The visuals, also, are noteworthy. No slowdown is present, even in heated battles and with so many enemies on screen simultaneously. Many impressive transparency effects are used, and many of the elements—especially the X parasites—appear 3-dimensional thanks to some nifty sprite effects.
Much of the music is very immersive and mysterious, just as the composer’s efforts in the previous Metroid titles were. Each sound effect is unique and well done, though the entire experience requires headphones to really enjoy; the GBA’s sole speaker manages to pump out some impressive sounds, but nothing compares to the amazing experience headphones can offer.
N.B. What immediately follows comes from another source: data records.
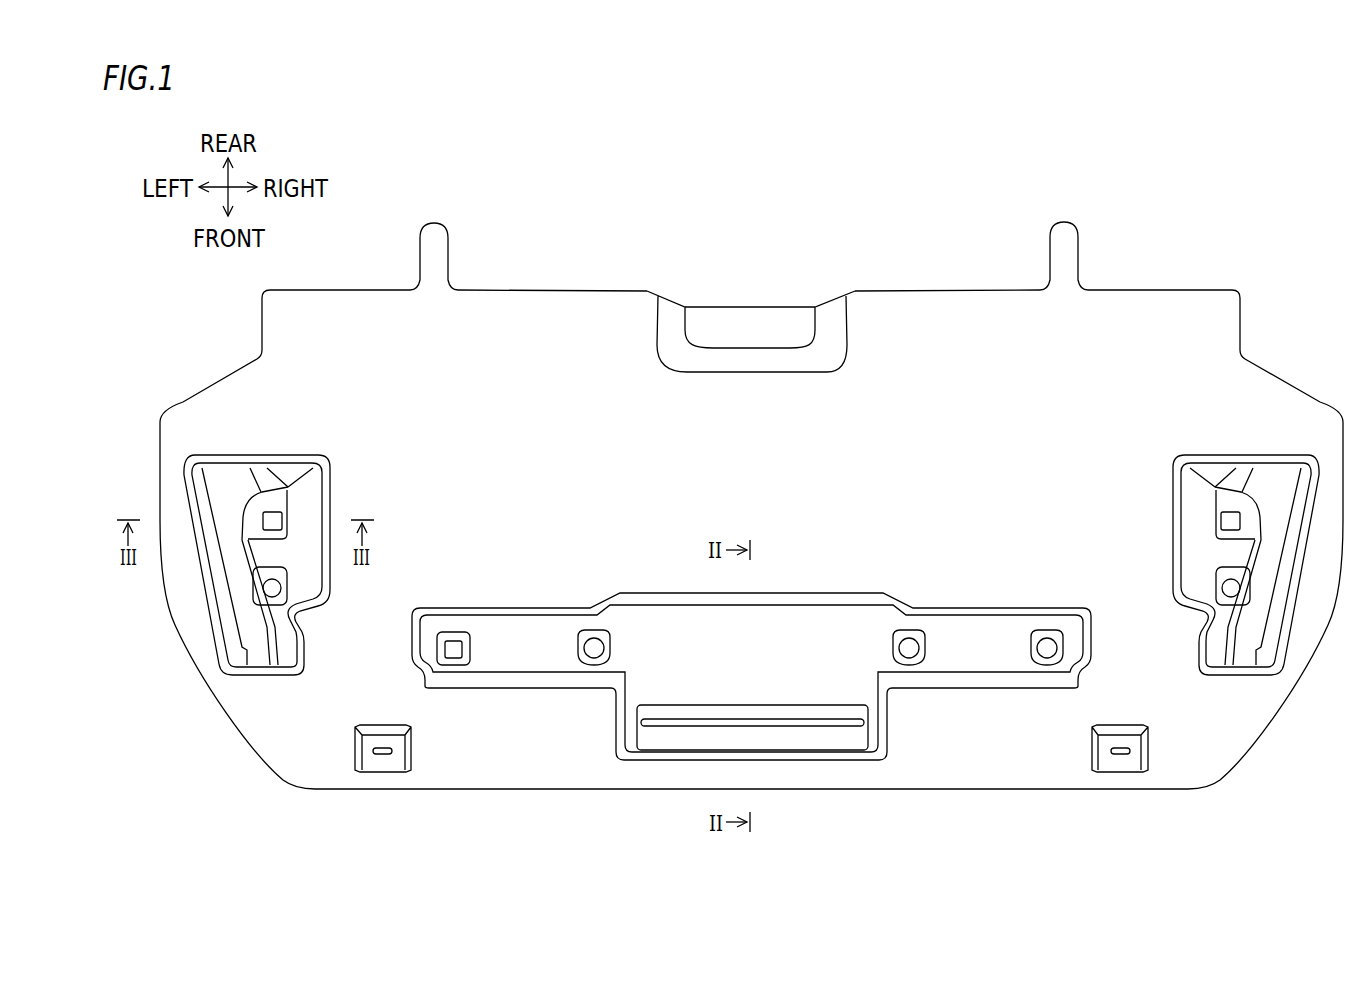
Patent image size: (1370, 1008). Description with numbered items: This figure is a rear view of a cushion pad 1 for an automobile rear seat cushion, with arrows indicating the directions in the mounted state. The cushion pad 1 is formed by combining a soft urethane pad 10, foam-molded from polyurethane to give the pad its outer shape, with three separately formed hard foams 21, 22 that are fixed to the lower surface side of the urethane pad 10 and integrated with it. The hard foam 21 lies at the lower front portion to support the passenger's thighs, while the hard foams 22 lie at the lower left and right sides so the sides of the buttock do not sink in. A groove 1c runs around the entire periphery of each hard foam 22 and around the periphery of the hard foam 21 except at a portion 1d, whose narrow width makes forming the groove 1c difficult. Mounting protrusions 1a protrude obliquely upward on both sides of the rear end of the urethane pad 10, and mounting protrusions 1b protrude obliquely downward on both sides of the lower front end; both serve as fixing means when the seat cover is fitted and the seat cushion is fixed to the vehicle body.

The cushion pad 1 is at (1196, 211).
The mounting protrusion 1a is at (433, 242).
The mounting protrusion 1b is at (387, 762).
The groove 1c is at (212, 640).
The portion 1d is at (620, 590).
The urethane pad 10 is at (848, 291).
The hard foam 21 is at (670, 740).
The hard foam 22 is at (227, 482).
In other words, the sound department is, as the visuals, absolutely flawless.
For players new to the franchise, Metroid Fusion is a nice introduction, though most of the enjoyment comes from the nostalgia it provides, especially during the main plot twist (which is wonderfully surprising) and the return of a very special boss. What Fusion does not offer, however, is a relatively long adventure—this game is short. Nonetheless, it is one of the top games on the Game Boy Advance, and is a worthy successor to Super Metroid. Whether or not it is better than its predecessor is up to the player; I personally do not think it is. However, any self-respecting GBA owner (who also happens to be a Nintendo fan) cannot afford to pass on Metroid Fusion, as it is an incredibly fun action title with so many strengths.
After all, who can resist the sexiest bounty hunter in the galaxy?